Going autonomous is a two-step process: Enable HWP, then once the truck is on the highway and cruising, turn on cruise control. From there, the truck’s in charge—until it hits rough weather, loses sight of a lane line, needs to pass another vehicle, or get off the highway.
Those are the times when the human has to takeover, which means the system has to be made to make sure he knows to grab the wheel. For its A7 autonomous prototype, Audi based that process on focus group testing in Europe, China, and the US, creating a UI design that’s both simple and sleek.
When the truck’s out of its league, the driver hears a harsh beep, and the dashboard flashes an alert to give him a few seconds to take over. If the human doesn’t respond (maybe he’s dozed off) the truck comes to a controlled stop. As Daimler develops the Inspiration for commercial use, it will develop the system much more, along with plenty of testing to make sure drivers respond well. But here, it opted to keep things simple. “It was a six-month program,” says Steve Nadig, chief engineer on the project. “Beeping works.”
To earn the autonomous vehicle license plate from Nevada, Daimler needed to prove the system could safely cover 10,000 miles on its own. The team spun the odometer using two of the trucks, plus a testing mule (a non-fancy version with the same tech), on a test track in Germany and on quiet public roads in Nevada. Like with the UI, there’s a lot more testing to do before it’s ready to sell this system to the public. That means driving in extreme temperatures, slogging through rain and snow, for hundreds of thousands of miles, searching for and fixing any flaws they find.
But even at this early stage, the system shows a lot of promise for transforming the trucking industry. Daimler can’t spend enough time saying it has no interest in getting rid of the driver (We dont want to get rid of drivers, says Sven Ennerst, head of Daimler Trucks development department). Its focus is on making driving easier, safer, and more efficient. It ran a small study (16 drivers on a test track) to see how this autonomous system affects drivers. EEG readings showed they were 25 percent less tired than they were when they had to steer themselves.

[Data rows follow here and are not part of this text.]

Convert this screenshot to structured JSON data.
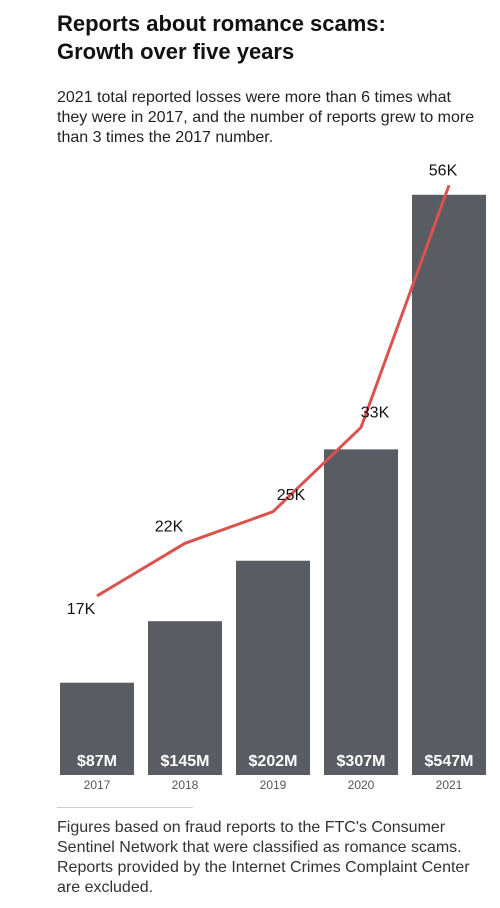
{
  "chart_data": {
    "type": "bar-line",
    "title": "Reports about romance scams: Growth over five years",
    "subtitle": "2021 total reported losses were more than 6 times what they were in 2017, and the number of reports grew to more than 3 times the 2017 number.",
    "categories": [
      "2017",
      "2018",
      "2019",
      "2020",
      "2021"
    ],
    "series": [
      {
        "type": "bar",
        "color": "#5a5c64",
        "values": [
          87,
          145,
          202,
          307,
          547
        ],
        "value_labels": [
          "$87M",
          "$145M",
          "$202M",
          "$307M",
          "$547M"
        ]
      },
      {
        "type": "line",
        "axis": "y2",
        "color": "#d9534f",
        "values": [
          17000,
          22000,
          25000,
          33000,
          56000
        ],
        "value_labels": [
          "17K",
          "22K",
          "25K",
          "33K",
          "56K"
        ]
      }
    ],
    "ylim": [
      0,
      560
    ],
    "y2lim": [
      0,
      56400
    ],
    "note": "Figures based on fraud reports to the FTC's Consumer Sentinel Network that were classified as romance scams. Reports provided by the Internet Crimes Complaint Center are excluded."
  }
}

That’s an advantage in and of itself, since drivers will be more aware when they do have to take the wheel. But it has serious potential: Right now, a truck driver can stay on the road for only 11 hours after 10 consecutive hours off duty. That’s a major pain given the major shortage of truck drivers in the US right now, which is only getting worse. In a recent survey by the American Transportation Research Institute, US carriers listed hours-of-service rules as their top concern. If Daimler can guarantee drivers are less tired when using its autonomous system, regulators might be willing to ease those rules. “Then we come very fast to a business case for our customers,” says Martin Daum, CEO of Daimler Trucks North America.
Those customers are very much interested in this system, according to Daimler. That’s no surprise: Making driving a job for the computer can reduce accidents, improve fuel efficiency, and maybe keep trucks on the road for longer, says Nol Perry, an economist who specializes in transportation and logistics. “They all love this.”
The driver shortage is restricting demand for new trucks by 50,000 to 60,000 units, Daum says. That financial incentive is at the heart of this technology program: Teach the truck to drive itself, and Daimler doesn’t just have a superior product—it has a product that increases demand.